# Floating Tea Cup



## Medina (Mar 27, 2016)

I didnt make this but thought some of the crafty girls on here might appreciate this tutorial from the blog  Has anyone made one before?

http://grillo-designs.com/mandies-floating-teacup/


----------



## luree (Feb 21, 2014)

Very pretty


----------



## Orla Porig (Jun 5, 2014)

That's nice.&#128049;


----------



## Ask4j (May 21, 2011)

Amazing, looks like a fun project!


----------



## yarnfrog (Jul 24, 2011)

So pretty. I would love to have one.


----------



## mas.60 (Mar 16, 2012)

They are pretty - I did something similar for easter with buckets - easter eggs and flowers - unfortunately I'm unable to post a picture at this stage


----------



## bettyirene (Apr 5, 2012)

How good is this...love it.


----------



## 44gram (Dec 10, 2011)

Very pretty!!!!


----------



## mopgenorth (Nov 20, 2011)

very clever and very lovely!


----------



## mama879 (Jan 27, 2011)

I have seen this before on KP but it is cute.


----------



## bettyirene (Apr 5, 2012)

mopgenorth said:


> very clever and very lovely!


Love your avatar....


----------



## jonibee (Nov 3, 2011)

Very unique and creative ..beautiful floral decoration..


----------



## jonibee (Nov 3, 2011)

Very unique and creative ..beautiful floral decoration..


----------



## Medina (Mar 27, 2016)

mas.60 said:


> They are pretty - I did something similar for easter with buckets - easter eggs and flowers - unfortunately I'm unable to post a picture at this stage


Ahh would have loved to have seen!


----------



## Medina (Mar 27, 2016)

bettyirene said:


> Love your avatar....


Thank you


----------



## Grandma11 (Jan 21, 2012)

Clever


----------



## jonibee (Nov 3, 2011)




----------



## KittyMomma (Dec 12, 2012)

Made one a few weeks ago for a table decoration for our Women's Bible Study tea. It was a hit.


----------



## momforthree (Nov 10, 2011)

Medina said:


> I didnt make this but thought some of the crafty girls on here might appreciate this tutorial from the blog  Has anyone made one before?
> 
> http://grillo-designs.com/mandies-floating-teacup/


Very creative! Outstanding job!


----------



## Medina (Mar 27, 2016)

KittyMomma said:


> Made one a few weeks ago for a table decoration for our Women's Bible Study tea. It was a hit.

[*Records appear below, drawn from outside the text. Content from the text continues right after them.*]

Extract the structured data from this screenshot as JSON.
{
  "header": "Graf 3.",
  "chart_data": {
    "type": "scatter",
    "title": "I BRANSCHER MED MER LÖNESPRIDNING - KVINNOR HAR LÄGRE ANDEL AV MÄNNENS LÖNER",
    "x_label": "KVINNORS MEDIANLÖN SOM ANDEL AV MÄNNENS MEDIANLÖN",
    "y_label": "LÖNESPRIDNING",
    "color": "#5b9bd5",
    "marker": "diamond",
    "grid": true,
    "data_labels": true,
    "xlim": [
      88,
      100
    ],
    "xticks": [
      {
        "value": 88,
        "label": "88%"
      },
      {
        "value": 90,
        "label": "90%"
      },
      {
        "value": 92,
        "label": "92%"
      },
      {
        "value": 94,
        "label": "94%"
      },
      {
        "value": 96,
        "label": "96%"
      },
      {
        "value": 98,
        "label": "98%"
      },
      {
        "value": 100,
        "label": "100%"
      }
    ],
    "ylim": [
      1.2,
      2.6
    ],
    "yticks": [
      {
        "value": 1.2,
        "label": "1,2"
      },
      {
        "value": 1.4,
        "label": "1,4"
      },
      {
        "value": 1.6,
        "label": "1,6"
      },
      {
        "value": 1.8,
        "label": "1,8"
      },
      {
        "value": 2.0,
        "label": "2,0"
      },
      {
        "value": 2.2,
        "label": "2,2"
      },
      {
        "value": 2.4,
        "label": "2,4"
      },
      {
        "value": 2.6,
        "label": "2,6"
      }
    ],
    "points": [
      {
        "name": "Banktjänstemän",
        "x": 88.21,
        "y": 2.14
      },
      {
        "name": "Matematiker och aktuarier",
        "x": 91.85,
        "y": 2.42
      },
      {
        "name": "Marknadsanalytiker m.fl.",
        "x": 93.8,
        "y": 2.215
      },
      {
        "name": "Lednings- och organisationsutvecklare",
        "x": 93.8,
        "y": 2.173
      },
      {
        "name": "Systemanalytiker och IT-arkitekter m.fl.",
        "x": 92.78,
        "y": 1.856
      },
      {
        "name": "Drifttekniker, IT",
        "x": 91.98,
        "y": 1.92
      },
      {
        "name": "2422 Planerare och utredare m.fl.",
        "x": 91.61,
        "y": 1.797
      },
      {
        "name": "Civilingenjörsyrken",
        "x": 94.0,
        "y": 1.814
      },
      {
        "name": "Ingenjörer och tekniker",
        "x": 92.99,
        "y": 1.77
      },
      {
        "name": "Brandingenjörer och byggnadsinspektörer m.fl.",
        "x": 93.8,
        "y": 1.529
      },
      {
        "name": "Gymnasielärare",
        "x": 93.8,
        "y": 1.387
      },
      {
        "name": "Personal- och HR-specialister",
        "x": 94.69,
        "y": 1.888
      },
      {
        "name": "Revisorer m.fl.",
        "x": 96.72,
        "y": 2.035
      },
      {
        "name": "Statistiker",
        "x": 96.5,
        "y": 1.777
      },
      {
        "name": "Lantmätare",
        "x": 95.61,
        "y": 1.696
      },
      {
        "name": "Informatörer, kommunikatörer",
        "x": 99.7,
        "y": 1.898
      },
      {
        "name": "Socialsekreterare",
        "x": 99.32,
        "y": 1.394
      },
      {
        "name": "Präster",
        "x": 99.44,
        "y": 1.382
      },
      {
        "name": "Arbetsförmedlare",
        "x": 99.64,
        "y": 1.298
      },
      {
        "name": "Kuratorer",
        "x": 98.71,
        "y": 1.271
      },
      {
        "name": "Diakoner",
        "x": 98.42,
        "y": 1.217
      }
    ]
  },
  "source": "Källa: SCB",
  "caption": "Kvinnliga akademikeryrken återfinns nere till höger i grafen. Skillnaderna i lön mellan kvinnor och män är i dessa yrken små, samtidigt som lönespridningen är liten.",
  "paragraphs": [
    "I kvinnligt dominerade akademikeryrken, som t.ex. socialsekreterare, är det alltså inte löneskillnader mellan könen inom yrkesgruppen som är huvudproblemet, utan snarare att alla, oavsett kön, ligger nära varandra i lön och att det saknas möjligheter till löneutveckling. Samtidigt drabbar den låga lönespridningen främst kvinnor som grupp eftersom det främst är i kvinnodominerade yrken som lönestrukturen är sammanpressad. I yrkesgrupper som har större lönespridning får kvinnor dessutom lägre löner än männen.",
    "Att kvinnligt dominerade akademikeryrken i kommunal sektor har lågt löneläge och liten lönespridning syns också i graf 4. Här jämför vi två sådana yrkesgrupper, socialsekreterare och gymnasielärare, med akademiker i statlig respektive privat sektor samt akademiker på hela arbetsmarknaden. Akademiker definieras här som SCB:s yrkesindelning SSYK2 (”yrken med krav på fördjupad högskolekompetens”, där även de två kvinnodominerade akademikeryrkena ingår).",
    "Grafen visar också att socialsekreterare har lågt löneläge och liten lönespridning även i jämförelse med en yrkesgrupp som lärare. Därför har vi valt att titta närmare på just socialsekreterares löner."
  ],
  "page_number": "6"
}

Do you have a pic? Sounds lovely!


----------



## KittyMomma (Dec 12, 2012)

No I don't, sadly. I used pink roses and some tiny butterflies. I gave it to our group leader so don't have it to show.


----------



## Medina (Mar 27, 2016)

KittyMomma said:


> No I don't, sadly. I used pink roses and some tiny butterflies. I gave it to our group leader so don't have it to show.


Ahh! Sounds great though


----------



## quiltdaze37 (Nov 16, 2013)

How cool!!!!


----------